Kiel hulking over Henry Daniell:

Trio for Terror
Three shorts from various stories, all adapted by Barré Lyndon (The Amazing Dr. Clitterhouse) and directed by Ida Lupino (The Hitch-Hiker).

Simon (cousin Richard Lupino) has thought of the perfect crime (or at least the perfect alibi), murdering his rich uncle by slipping unseen out of his train car while the ticket-taker thinks he’s napping. Unfortunately, his murdered uncle (Terence de Marney, who’d appear with Karloff in Die Monster Die) was into voodoo, appears as a rooster-beast in Simon’s train car for revenge.

Richard Lupino, who should’ve known not to murder anyone who keeps a rooster tied to a circular astrology table:

Terence de Marney, who should’ve been able to see his murderous nephew coming through that glass bulb:

Collins (Robin Hughes, the talking head in The Thing That Couldn’t Die) goes to a gambling hall, breaks the bank winning at roulette, then escapes from a potentially murderous trap-bed. No way to make this one too exciting.

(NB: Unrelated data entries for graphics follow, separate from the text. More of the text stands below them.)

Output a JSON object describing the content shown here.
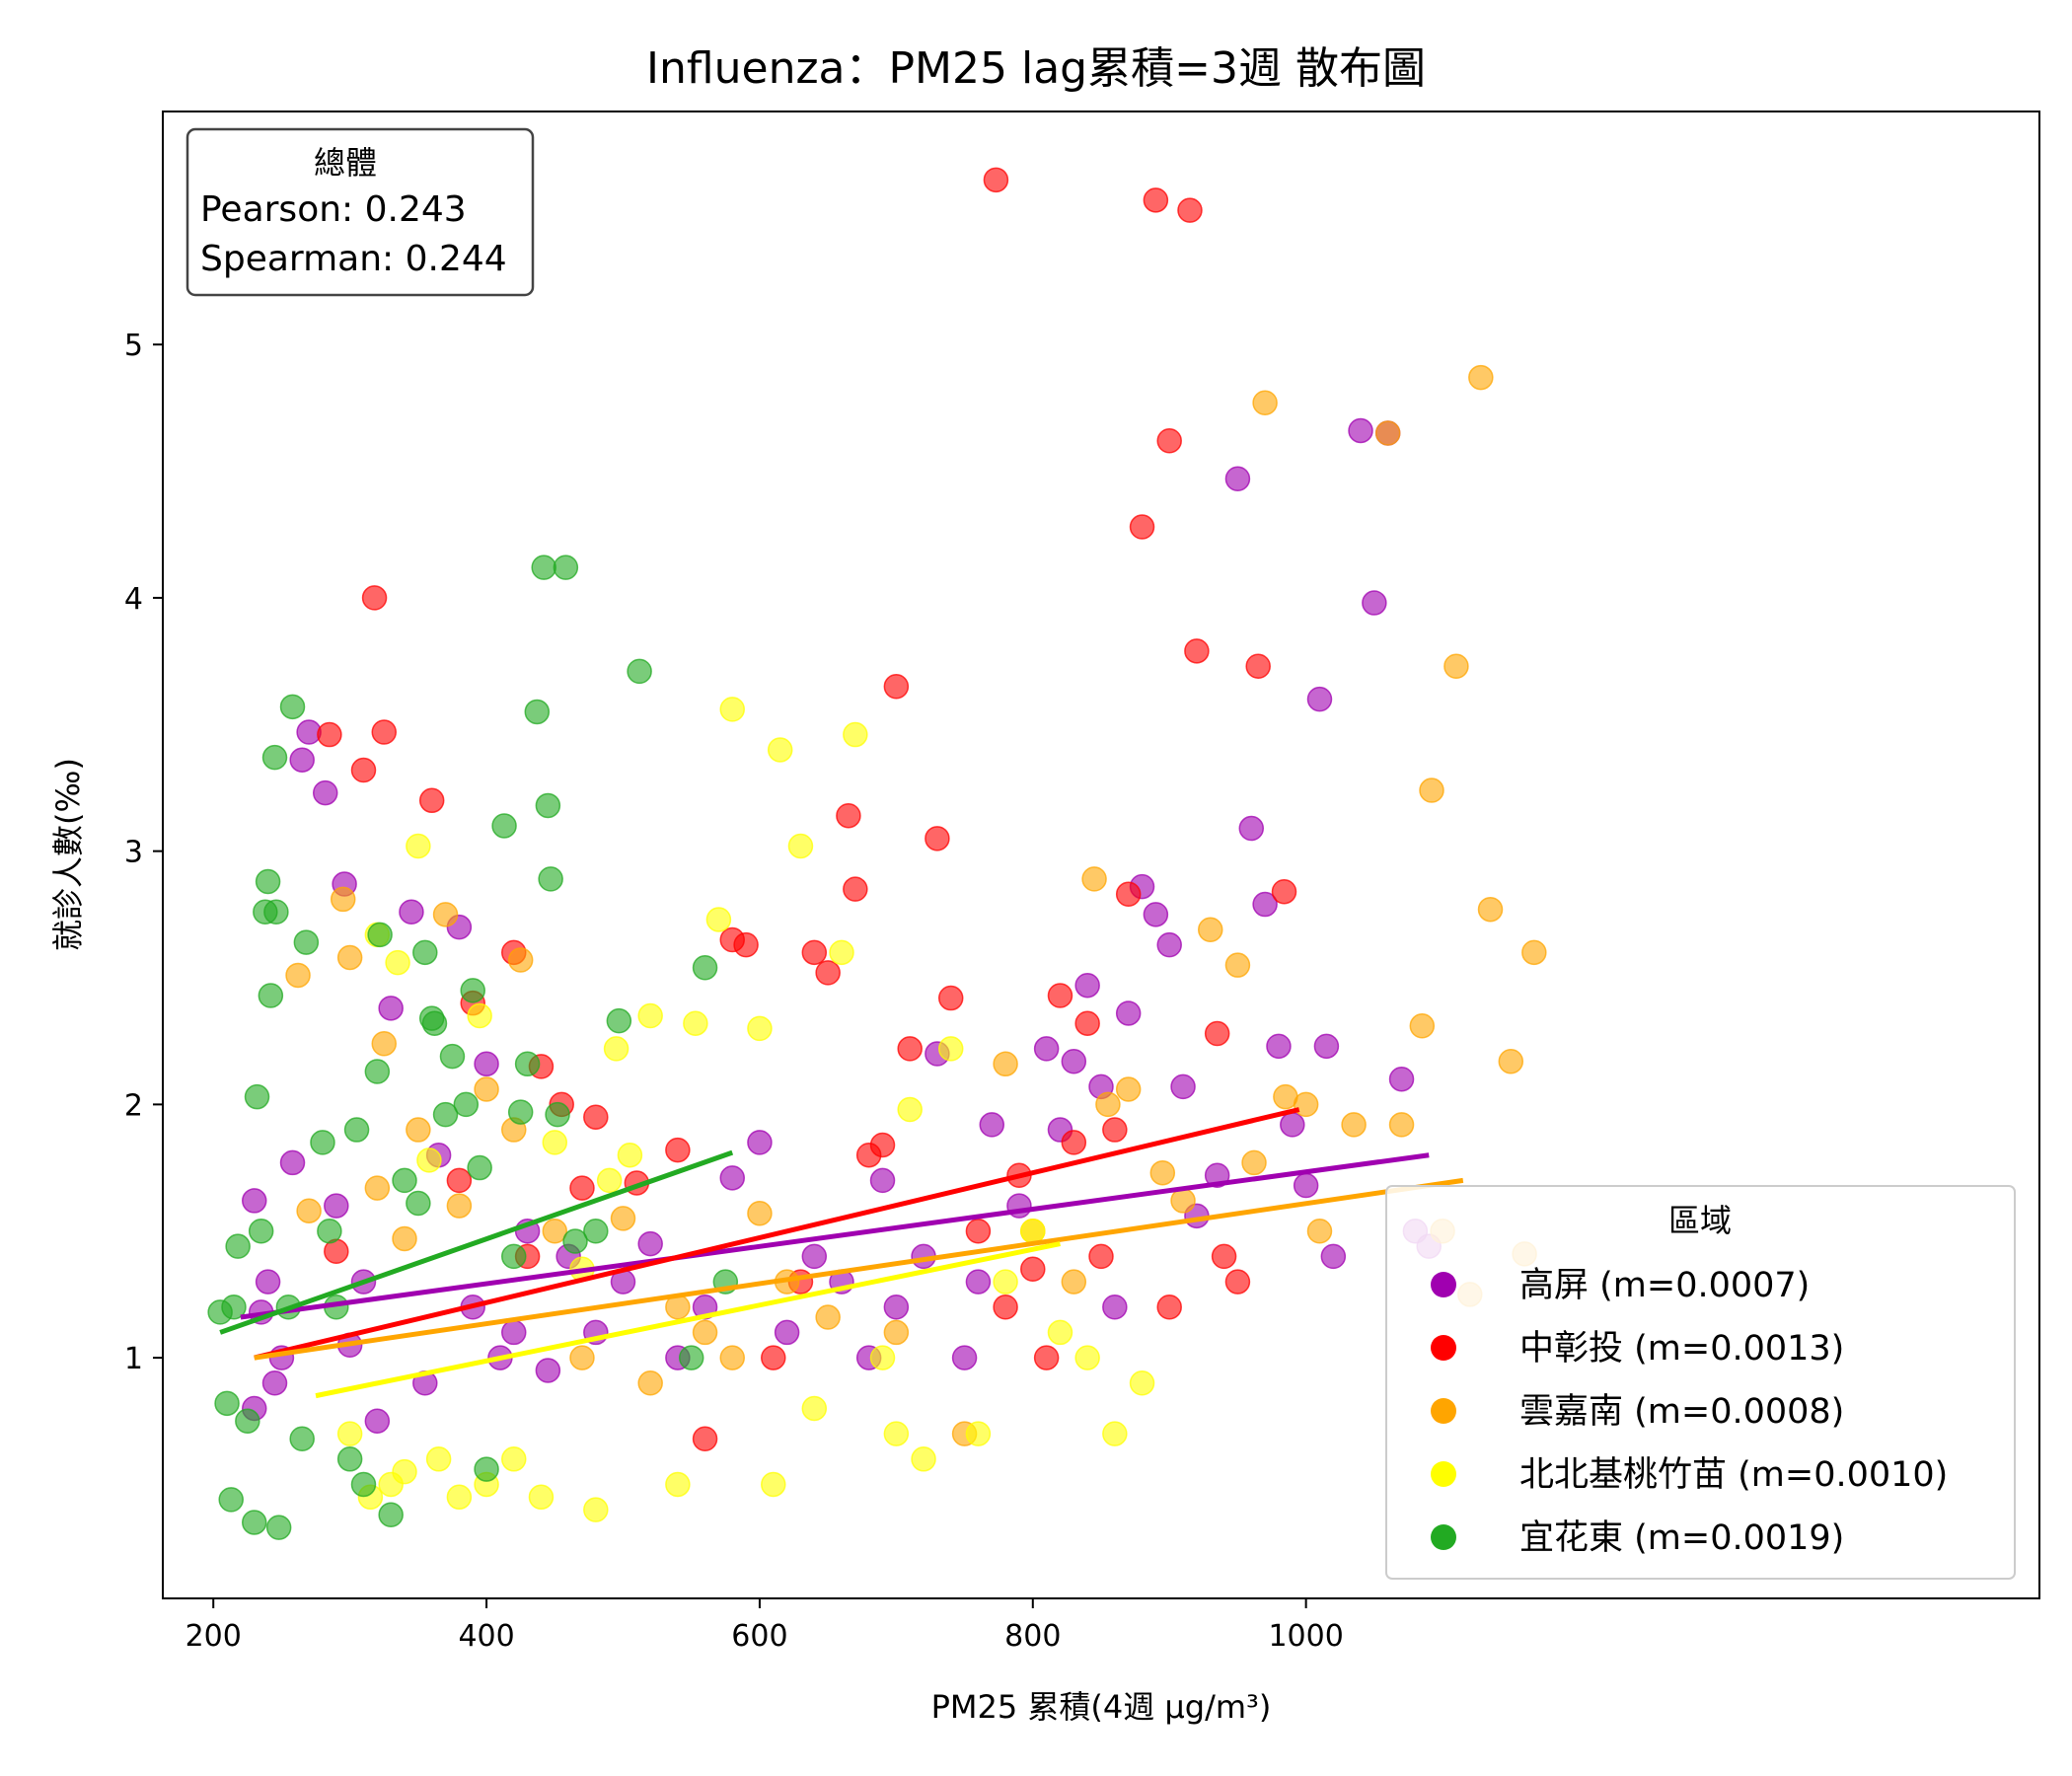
{
  "chart_data": {
    "type": "scatter",
    "title": "Influenza：PM25 lag累積=3週 散布圖",
    "xlabel": "PM25 累積(4週 μg/m³)",
    "ylabel": "就診人數(‰)",
    "xlim": [
      163,
      1537
    ],
    "ylim": [
      0.05,
      5.92
    ],
    "xticks": [
      200,
      400,
      600,
      800,
      1000
    ],
    "yticks": [
      1,
      2,
      3,
      4,
      5
    ],
    "grid": false,
    "stats_box": {
      "title": "總體",
      "pearson": "Pearson: 0.243",
      "spearman": "Spearman: 0.244"
    },
    "legend": {
      "title": "區域",
      "placement": "lower-right"
    },
    "series": [
      {
        "name": "高屏 (m=0.0007)",
        "color": "#a000b0",
        "trend": {
          "x": [
            220,
            1090
          ],
          "y": [
            1.16,
            1.8
          ]
        },
        "points": [
          [
            230,
            1.62
          ],
          [
            235,
            1.18
          ],
          [
            240,
            1.3
          ],
          [
            245,
            0.9
          ],
          [
            250,
            1.0
          ],
          [
            258,
            1.77
          ],
          [
            265,
            3.36
          ],
          [
            270,
            3.47
          ],
          [
            282,
            3.23
          ],
          [
            290,
            1.6
          ],
          [
            296,
            2.87
          ],
          [
            230,
            0.8
          ],
          [
            300,
            1.05
          ],
          [
            310,
            1.3
          ],
          [
            320,
            0.75
          ],
          [
            330,
            2.38
          ],
          [
            345,
            2.76
          ],
          [
            355,
            0.9
          ],
          [
            365,
            1.8
          ],
          [
            380,
            2.7
          ],
          [
            390,
            1.2
          ],
          [
            400,
            2.16
          ],
          [
            410,
            1.0
          ],
          [
            420,
            1.1
          ],
          [
            430,
            1.5
          ],
          [
            445,
            0.95
          ],
          [
            460,
            1.4
          ],
          [
            480,
            1.1
          ],
          [
            500,
            1.3
          ],
          [
            520,
            1.45
          ],
          [
            540,
            1.0
          ],
          [
            560,
            1.2
          ],
          [
            580,
            1.71
          ],
          [
            600,
            1.85
          ],
          [
            620,
            1.1
          ],
          [
            640,
            1.4
          ],
          [
            660,
            1.3
          ],
          [
            680,
            1.0
          ],
          [
            690,
            1.7
          ],
          [
            700,
            1.2
          ],
          [
            720,
            1.4
          ],
          [
            730,
            2.2
          ],
          [
            750,
            1.0
          ],
          [
            760,
            1.3
          ],
          [
            770,
            1.92
          ],
          [
            790,
            1.6
          ],
          [
            810,
            2.22
          ],
          [
            820,
            1.9
          ],
          [
            830,
            2.17
          ],
          [
            840,
            2.47
          ],
          [
            850,
            2.07
          ],
          [
            860,
            1.2
          ],
          [
            870,
            2.36
          ],
          [
            880,
            2.86
          ],
          [
            890,
            2.75
          ],
          [
            900,
            2.63
          ],
          [
            910,
            2.07
          ],
          [
            920,
            1.56
          ],
          [
            935,
            1.72
          ],
          [
            950,
            4.47
          ],
          [
            960,
            3.09
          ],
          [
            970,
            2.79
          ],
          [
            980,
            2.23
          ],
          [
            990,
            1.92
          ],
          [
            1000,
            1.68
          ],
          [
            1010,
            3.6
          ],
          [
            1015,
            2.23
          ],
          [
            1020,
            1.4
          ],
          [
            1040,
            4.66
          ],
          [
            1050,
            3.98
          ],
          [
            1060,
            4.65
          ],
          [
            1070,
            2.1
          ],
          [
            1080,
            1.5
          ],
          [
            1090,
            1.44
          ]
        ]
      },
      {
        "name": "中彰投 (m=0.0013)",
        "color": "#ff0000",
        "trend": {
          "x": [
            230,
            995
          ],
          "y": [
            1.0,
            1.98
          ]
        },
        "points": [
          [
            285,
            3.46
          ],
          [
            290,
            1.42
          ],
          [
            310,
            3.32
          ],
          [
            318,
            4.0
          ],
          [
            325,
            3.47
          ],
          [
            360,
            3.2
          ],
          [
            380,
            1.7
          ],
          [
            390,
            2.4
          ],
          [
            420,
            2.6
          ],
          [
            430,
            1.4
          ],
          [
            440,
            2.15
          ],
          [
            455,
            2.0
          ],
          [
            470,
            1.67
          ],
          [
            480,
            1.95
          ],
          [
            510,
            1.69
          ],
          [
            540,
            1.82
          ],
          [
            560,
            0.68
          ],
          [
            580,
            2.65
          ],
          [
            590,
            2.63
          ],
          [
            610,
            1.0
          ],
          [
            630,
            1.3
          ],
          [
            640,
            2.6
          ],
          [
            650,
            2.52
          ],
          [
            665,
            3.14
          ],
          [
            670,
            2.85
          ],
          [
            680,
            1.8
          ],
          [
            690,
            1.84
          ],
          [
            700,
            3.65
          ],
          [
            710,
            2.22
          ],
          [
            730,
            3.05
          ],
          [
            740,
            2.42
          ],
          [
            760,
            1.5
          ],
          [
            780,
            1.2
          ],
          [
            790,
            1.72
          ],
          [
            800,
            1.35
          ],
          [
            810,
            1.0
          ],
          [
            820,
            2.43
          ],
          [
            830,
            1.85
          ],
          [
            840,
            2.32
          ],
          [
            850,
            1.4
          ],
          [
            860,
            1.9
          ],
          [
            870,
            2.83
          ],
          [
            880,
            4.28
          ],
          [
            890,
            5.57
          ],
          [
            900,
            4.62
          ],
          [
            915,
            5.53
          ],
          [
            920,
            3.79
          ],
          [
            935,
            2.28
          ],
          [
            950,
            1.3
          ],
          [
            965,
            3.73
          ],
          [
            984,
            2.84
          ],
          [
            900,
            1.2
          ],
          [
            940,
            1.4
          ],
          [
            773,
            5.65
          ]
        ]
      },
      {
        "name": "雲嘉南 (m=0.0008)",
        "color": "#ffa500",
        "trend": {
          "x": [
            230,
            1115
          ],
          "y": [
            1.0,
            1.7
          ]
        },
        "points": [
          [
            262,
            2.51
          ],
          [
            270,
            1.58
          ],
          [
            295,
            2.81
          ],
          [
            300,
            2.58
          ],
          [
            320,
            1.67
          ],
          [
            325,
            2.24
          ],
          [
            340,
            1.47
          ],
          [
            350,
            1.9
          ],
          [
            370,
            2.75
          ],
          [
            380,
            1.6
          ],
          [
            400,
            2.06
          ],
          [
            420,
            1.9
          ],
          [
            425,
            2.57
          ],
          [
            450,
            1.5
          ],
          [
            470,
            1.0
          ],
          [
            500,
            1.55
          ],
          [
            520,
            0.9
          ],
          [
            540,
            1.2
          ],
          [
            560,
            1.1
          ],
          [
            580,
            1.0
          ],
          [
            600,
            1.57
          ],
          [
            620,
            1.3
          ],
          [
            650,
            1.16
          ],
          [
            700,
            1.1
          ],
          [
            750,
            0.7
          ],
          [
            780,
            2.16
          ],
          [
            800,
            1.5
          ],
          [
            830,
            1.3
          ],
          [
            845,
            2.89
          ],
          [
            855,
            2.0
          ],
          [
            870,
            2.06
          ],
          [
            895,
            1.73
          ],
          [
            910,
            1.62
          ],
          [
            930,
            2.69
          ],
          [
            950,
            2.55
          ],
          [
            962,
            1.77
          ],
          [
            970,
            4.77
          ],
          [
            985,
            2.03
          ],
          [
            1000,
            2.0
          ],
          [
            1010,
            1.5
          ],
          [
            1035,
            1.92
          ],
          [
            1060,
            4.65
          ],
          [
            1070,
            1.92
          ],
          [
            1085,
            2.31
          ],
          [
            1092,
            3.24
          ],
          [
            1110,
            3.73
          ],
          [
            1128,
            4.87
          ],
          [
            1135,
            2.77
          ],
          [
            1150,
            2.17
          ],
          [
            1167,
            2.6
          ],
          [
            1160,
            1.41
          ],
          [
            1100,
            1.5
          ],
          [
            1120,
            1.25
          ]
        ]
      },
      {
        "name": "北北基桃竹苗 (m=0.0010)",
        "color": "#ffff00",
        "trend": {
          "x": [
            275,
            820
          ],
          "y": [
            0.85,
            1.45
          ]
        },
        "points": [
          [
            300,
            0.7
          ],
          [
            315,
            0.45
          ],
          [
            320,
            2.67
          ],
          [
            330,
            0.5
          ],
          [
            335,
            2.56
          ],
          [
            340,
            0.55
          ],
          [
            350,
            3.02
          ],
          [
            358,
            1.78
          ],
          [
            365,
            0.6
          ],
          [
            380,
            0.45
          ],
          [
            395,
            2.35
          ],
          [
            400,
            0.5
          ],
          [
            420,
            0.6
          ],
          [
            440,
            0.45
          ],
          [
            450,
            1.85
          ],
          [
            470,
            1.35
          ],
          [
            480,
            0.4
          ],
          [
            490,
            1.7
          ],
          [
            495,
            2.22
          ],
          [
            505,
            1.8
          ],
          [
            520,
            2.35
          ],
          [
            540,
            0.5
          ],
          [
            553,
            2.32
          ],
          [
            570,
            2.73
          ],
          [
            580,
            3.56
          ],
          [
            600,
            2.3
          ],
          [
            610,
            0.5
          ],
          [
            615,
            3.4
          ],
          [
            630,
            3.02
          ],
          [
            640,
            0.8
          ],
          [
            660,
            2.6
          ],
          [
            670,
            3.46
          ],
          [
            690,
            1.0
          ],
          [
            700,
            0.7
          ],
          [
            710,
            1.98
          ],
          [
            720,
            0.6
          ],
          [
            740,
            2.22
          ],
          [
            760,
            0.7
          ],
          [
            780,
            1.3
          ],
          [
            800,
            1.5
          ],
          [
            820,
            1.1
          ],
          [
            840,
            1.0
          ],
          [
            860,
            0.7
          ],
          [
            880,
            0.9
          ]
        ]
      },
      {
        "name": "宜花東 (m=0.0019)",
        "color": "#22aa22",
        "trend": {
          "x": [
            205,
            580
          ],
          "y": [
            1.1,
            1.81
          ]
        },
        "points": [
          [
            205,
            1.18
          ],
          [
            210,
            0.82
          ],
          [
            213,
            0.44
          ],
          [
            215,
            1.2
          ],
          [
            218,
            1.44
          ],
          [
            225,
            0.75
          ],
          [
            230,
            0.35
          ],
          [
            232,
            2.03
          ],
          [
            235,
            1.5
          ],
          [
            238,
            2.76
          ],
          [
            240,
            2.88
          ],
          [
            242,
            2.43
          ],
          [
            245,
            3.37
          ],
          [
            246,
            2.76
          ],
          [
            248,
            0.33
          ],
          [
            255,
            1.2
          ],
          [
            258,
            3.57
          ],
          [
            265,
            0.68
          ],
          [
            268,
            2.64
          ],
          [
            280,
            1.85
          ],
          [
            285,
            1.5
          ],
          [
            290,
            1.2
          ],
          [
            300,
            0.6
          ],
          [
            305,
            1.9
          ],
          [
            310,
            0.5
          ],
          [
            320,
            2.13
          ],
          [
            322,
            2.67
          ],
          [
            330,
            0.38
          ],
          [
            340,
            1.7
          ],
          [
            350,
            1.61
          ],
          [
            355,
            2.6
          ],
          [
            360,
            2.34
          ],
          [
            362,
            2.32
          ],
          [
            370,
            1.96
          ],
          [
            375,
            2.19
          ],
          [
            385,
            2.0
          ],
          [
            390,
            2.45
          ],
          [
            395,
            1.75
          ],
          [
            400,
            0.56
          ],
          [
            413,
            3.1
          ],
          [
            420,
            1.4
          ],
          [
            425,
            1.97
          ],
          [
            430,
            2.16
          ],
          [
            437,
            3.55
          ],
          [
            442,
            4.12
          ],
          [
            445,
            3.18
          ],
          [
            447,
            2.89
          ],
          [
            452,
            1.96
          ],
          [
            458,
            4.12
          ],
          [
            465,
            1.46
          ],
          [
            480,
            1.5
          ],
          [
            497,
            2.33
          ],
          [
            512,
            3.71
          ],
          [
            550,
            1.0
          ],
          [
            560,
            2.54
          ],
          [
            575,
            1.3
          ]
        ]
      }
    ]
  }
}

Eyepatch man (didn’t catch his name) with silent-talking eerie conquistador headed Robin Hughes:

Manhunt for a strangler, who escapes into a mannequin museum run by Milo (John Abbott of Slapstick), a serial killer who preys on serial killers, turning them to stone with the head of Medusa.

L-R: dummy, strangler, Milo:

Papa Benjamin
Wilson (John Ireland, Monty Clift’s buddy/rival in Red River) comes to the police station, says he just killed a man named Papa Benjamin. It seems Wilson followed his band’s drummer into a private voodoo club looking for “that new sound,” then promptly ripped off that sound with his all-white orchestra. A year later Wilson has been suffering from pain, cursed for betraying the voodoo secrets, so he “kills” the voodoo leader, but when he leads the cops there, no evidence. Dummy goes out with his band and performs the “voodoo rhapsody” once again, is struck dead at the end of it. Directed by Ted Post (Dirty Harry 2, Planet of the Apes 2) based on a story by popular mystery writer Cornell Woolrich.